Youth Culture,
Alex Sheridan

Canon Open Programme

Art Lot,
On the Junction of Harcourt Road and Richmond Terrace

Opening: TBC
Dates: 1 July- 31 Aug
Opening hours: Outdoors

Youth Culture,
Alex Sheridan

Alex Sheridan’s work documents a part of Irish youth culture emanating from the world of skateboarding. Rather than a passive social documenter, at eighteen years old, Sheridan provides the vantage point of an active participant in an ever expanding subculture.

 

While Graffiti is now openly accepted as a legitimate, although not always legal, mode of artistic expression Sheridan’s work points toward the possibility that skateboarding may be viewed as a kind of urban performance art. The images depict how the utilitarian functionality of our urban surroundings can be subverted; vacant parking lots can become a kind of theatre set; steps and handrails become props in what is a deeply skilled and choreographed temporal social exchange.

 

There is an innate sense of rebelliousness and irreverence illustrated in the documentation of the activities of both his friends and fellow enthusiasts. The iconic signature work Sphere within a Sphere in Trinity College by Italian Sculptor Arnaldo Pomodoro whose work can be viewed everywhere from the Vatican to the Hirshhorn Museum, becomes just another object to stand on. The city’s trophy from the Celtic Tiger years, the Samuel Beckett Bridge by world renowned architect Santiago Calatrava is just another ramp to be skated upon.
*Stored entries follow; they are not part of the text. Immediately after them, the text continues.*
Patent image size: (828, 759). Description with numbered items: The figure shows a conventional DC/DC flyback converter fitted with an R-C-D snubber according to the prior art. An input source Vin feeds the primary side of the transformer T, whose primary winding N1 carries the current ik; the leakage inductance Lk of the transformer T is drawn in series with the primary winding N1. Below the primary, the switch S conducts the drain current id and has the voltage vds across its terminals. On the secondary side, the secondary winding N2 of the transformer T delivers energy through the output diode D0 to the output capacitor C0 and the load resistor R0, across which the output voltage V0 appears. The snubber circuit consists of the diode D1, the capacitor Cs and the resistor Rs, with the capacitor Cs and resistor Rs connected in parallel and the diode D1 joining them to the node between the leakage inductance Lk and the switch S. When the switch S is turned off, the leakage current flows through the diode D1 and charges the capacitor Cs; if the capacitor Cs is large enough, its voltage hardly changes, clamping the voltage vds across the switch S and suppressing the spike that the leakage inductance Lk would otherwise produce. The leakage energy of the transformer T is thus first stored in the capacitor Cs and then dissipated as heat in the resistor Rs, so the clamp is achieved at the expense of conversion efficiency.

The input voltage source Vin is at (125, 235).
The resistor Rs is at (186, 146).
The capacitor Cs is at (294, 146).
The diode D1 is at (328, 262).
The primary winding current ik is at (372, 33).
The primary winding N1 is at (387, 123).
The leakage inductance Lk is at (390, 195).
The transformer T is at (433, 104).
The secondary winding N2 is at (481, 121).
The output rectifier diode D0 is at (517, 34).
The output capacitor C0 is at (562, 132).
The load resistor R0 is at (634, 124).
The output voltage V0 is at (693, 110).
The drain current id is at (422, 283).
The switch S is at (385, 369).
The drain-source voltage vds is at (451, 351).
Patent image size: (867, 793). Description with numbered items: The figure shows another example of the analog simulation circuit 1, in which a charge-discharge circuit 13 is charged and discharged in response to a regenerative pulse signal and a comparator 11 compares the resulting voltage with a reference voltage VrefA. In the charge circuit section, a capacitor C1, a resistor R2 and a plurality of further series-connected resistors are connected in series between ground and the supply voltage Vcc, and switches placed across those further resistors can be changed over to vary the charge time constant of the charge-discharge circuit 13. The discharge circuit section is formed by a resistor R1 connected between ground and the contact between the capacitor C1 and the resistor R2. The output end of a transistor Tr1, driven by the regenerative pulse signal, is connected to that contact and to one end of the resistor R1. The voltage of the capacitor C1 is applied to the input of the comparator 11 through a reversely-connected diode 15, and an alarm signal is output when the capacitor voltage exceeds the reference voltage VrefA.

It has been said that pronouncements such as “the problem with the young people today..” are often statements used to scapegoat or mask larger social concerns. Sheridan’s work unwittingly captures many of the nation’s current anxieties, empty car parks, derelict shop fronts, the vacant Anglo Irish Bank headquarters on the Quays, this is as much a documentation of our city in this moment in time, as it is of the youth who occupy it.